A blow for Troy at Bergama?

Here is one more signpost from the poet of the Iliad which points towards Troy. It lies embedded in the place in Il.21.324-376 where, having trapped many fleeing Trojans at the bend in the river, the killing spree of Achilles made the river god very angry. As the poet explains, in an effort to wash Achilles away downstream and stop the slaughter, Xanthus rose from his bed ‘raging on high and seething with foam and blood and corpses’. Hera saw at once what was about to happen. Alarmed lest Achilles be drowned by the floodwaters bearing down upon him, she called her son to help quell the river by fire. She instructed Hephaestus to ‘manifest much flame’, and ‘…along the banks of Xanthus burn up his trees and set him about with fire…’ Hera, for her part hurriedly ‘roused from the sea a fierce blast’ of wind ‘…that will utterly consume the Trojan dead and their battle gear, spreading on the evil flame;…’ Her plan was successful. First Hephaestus ‘made ready wondrous blazing fire’, burning the dead and making the plain dry ‘and the bright water was stayed.’ And ‘then against the river he turned his gleaming flame’, burning the trees and bushes along the river banks. Burned also was the river. And then Xanthus gave in and agreed to take no further part in the fighting. ‘…and the water boiled; nor had he (Xanthus) any mind to flow further.’

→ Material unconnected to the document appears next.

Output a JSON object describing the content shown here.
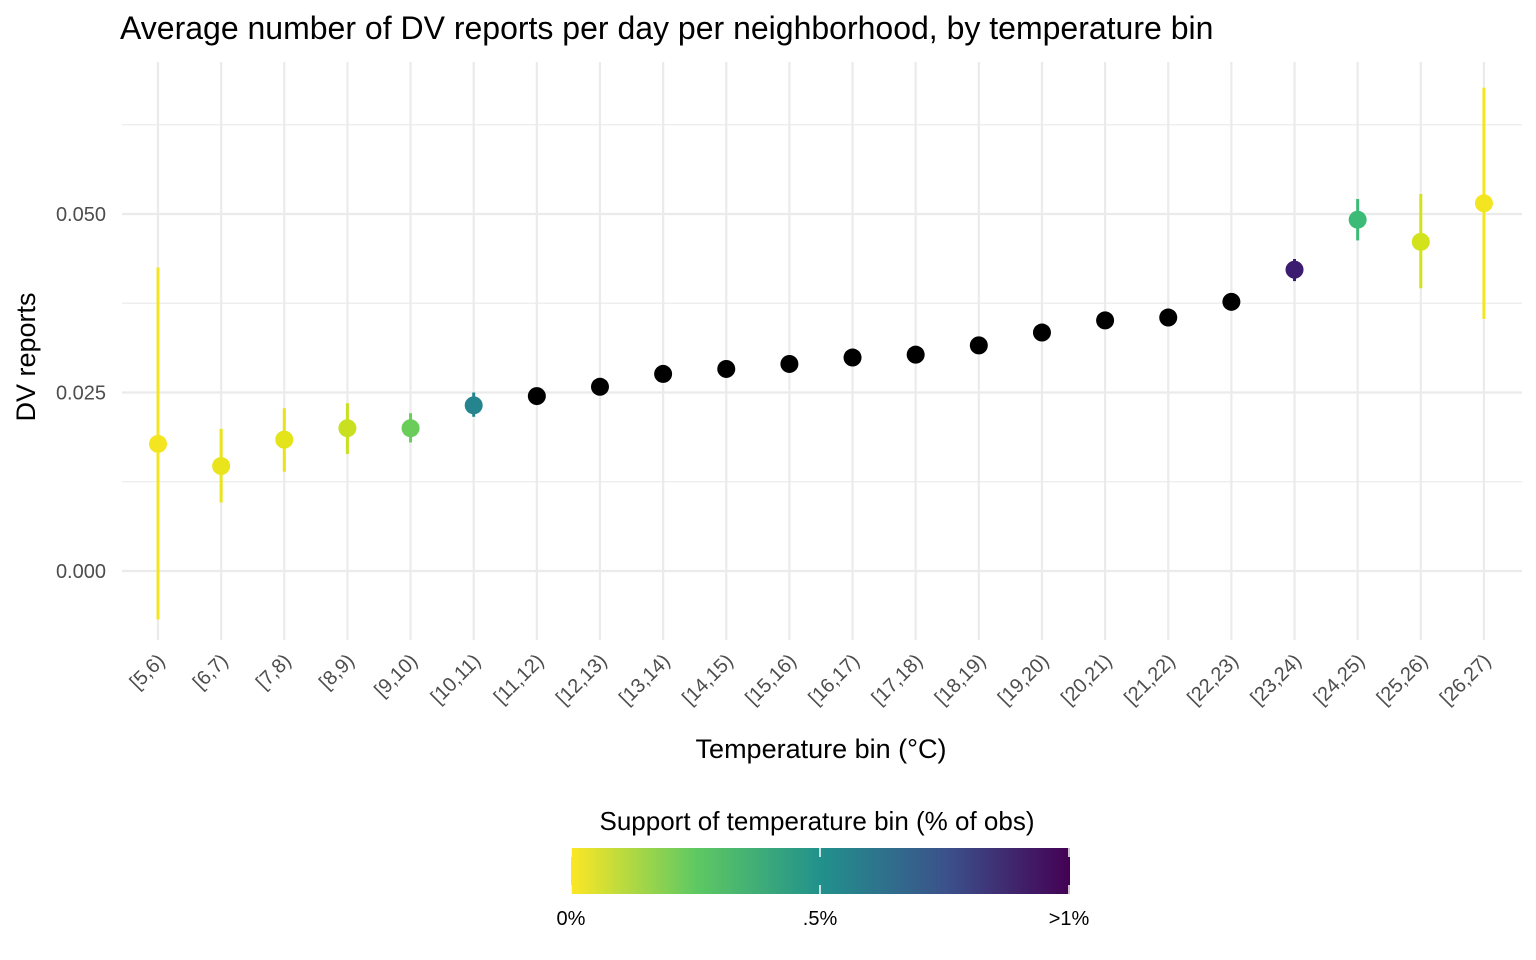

Map showing relative positions of the river mouth and Bergama

Here, what we are especially interested in is the direction from which Hera made the wind blow from the sea. Her intention was to generate a wind blowing towards Troy, which would help spread the flames and dry up the flood and the flooded plain. Now, as Wace and Stubbings wrote in their ‘A Companion to Homer’ (1962, p.283), ‘There are no words in Homer for the points of the compass, but the four winds have names, and their characteristics are differentiated.’ Also, ‘East’ may be indicated by the phrase ‘towards the dawn and the sun’, while ‘west’ may be ‘towards the (misty) gloom’, or some similar phrase.

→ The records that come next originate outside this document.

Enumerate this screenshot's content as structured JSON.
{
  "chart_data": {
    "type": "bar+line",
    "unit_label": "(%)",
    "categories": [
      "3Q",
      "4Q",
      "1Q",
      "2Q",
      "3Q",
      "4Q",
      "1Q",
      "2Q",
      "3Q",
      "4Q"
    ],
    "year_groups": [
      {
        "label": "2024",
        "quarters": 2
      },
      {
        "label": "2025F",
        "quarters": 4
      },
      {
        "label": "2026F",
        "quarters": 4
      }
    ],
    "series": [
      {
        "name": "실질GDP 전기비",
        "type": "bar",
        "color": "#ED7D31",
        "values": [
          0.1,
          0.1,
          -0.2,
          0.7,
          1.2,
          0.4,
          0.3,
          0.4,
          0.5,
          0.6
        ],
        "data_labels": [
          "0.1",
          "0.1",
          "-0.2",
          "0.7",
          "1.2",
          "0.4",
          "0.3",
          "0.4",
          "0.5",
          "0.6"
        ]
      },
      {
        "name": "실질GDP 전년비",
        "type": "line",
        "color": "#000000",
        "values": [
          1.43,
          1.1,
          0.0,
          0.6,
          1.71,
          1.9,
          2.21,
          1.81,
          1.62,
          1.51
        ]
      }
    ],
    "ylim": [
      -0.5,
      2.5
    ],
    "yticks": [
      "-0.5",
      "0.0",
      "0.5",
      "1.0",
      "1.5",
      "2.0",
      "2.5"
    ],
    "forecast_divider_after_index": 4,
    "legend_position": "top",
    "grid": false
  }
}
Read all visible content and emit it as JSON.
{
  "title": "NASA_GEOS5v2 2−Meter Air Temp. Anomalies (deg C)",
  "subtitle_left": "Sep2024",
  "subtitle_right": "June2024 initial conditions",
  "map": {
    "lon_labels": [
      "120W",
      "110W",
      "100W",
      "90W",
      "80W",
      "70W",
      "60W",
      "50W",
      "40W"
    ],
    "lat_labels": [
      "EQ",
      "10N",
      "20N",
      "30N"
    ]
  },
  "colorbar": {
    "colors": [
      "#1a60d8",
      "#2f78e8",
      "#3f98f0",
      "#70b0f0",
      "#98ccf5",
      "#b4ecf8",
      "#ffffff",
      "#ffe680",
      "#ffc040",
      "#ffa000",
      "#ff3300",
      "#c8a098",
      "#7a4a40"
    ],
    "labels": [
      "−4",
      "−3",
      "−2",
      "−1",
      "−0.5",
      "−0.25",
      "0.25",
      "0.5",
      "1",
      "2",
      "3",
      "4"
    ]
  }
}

In our example, in defining the direction from which Hera brought the wind from the sea, the poet had eight choices. In addition to choosing one of the four winds from the main compass points, he could define another four directions if he chose a combination of two winds blowing together. If, as suggested by the evidence, the lower Kaikos valley was the Homeric Trojan plain and Troy was at Bergama, we see that Bergama lies due north-east of the river mouth and the bay of Elaia. To reach the part of the battlefield where Achilles was fighting the Trojans and the river was flooding, the wind from the sea would have to come from the south west. The poet appears to have a one-in-eight chance of choosing a wind direction which supports this theory. He does not disappoint. The winds from the sea summoned by Hera were ‘Zephyrus and bright Notus’, the west and south winds.

This passage thus provides yet further support for Homeric Troy at Bergama. Apart from a very few special exceptions suggested as interpolations, it also helps demonstrate the integrity, in almost every detail, of the geographical and topographical descriptions found in the Iliad.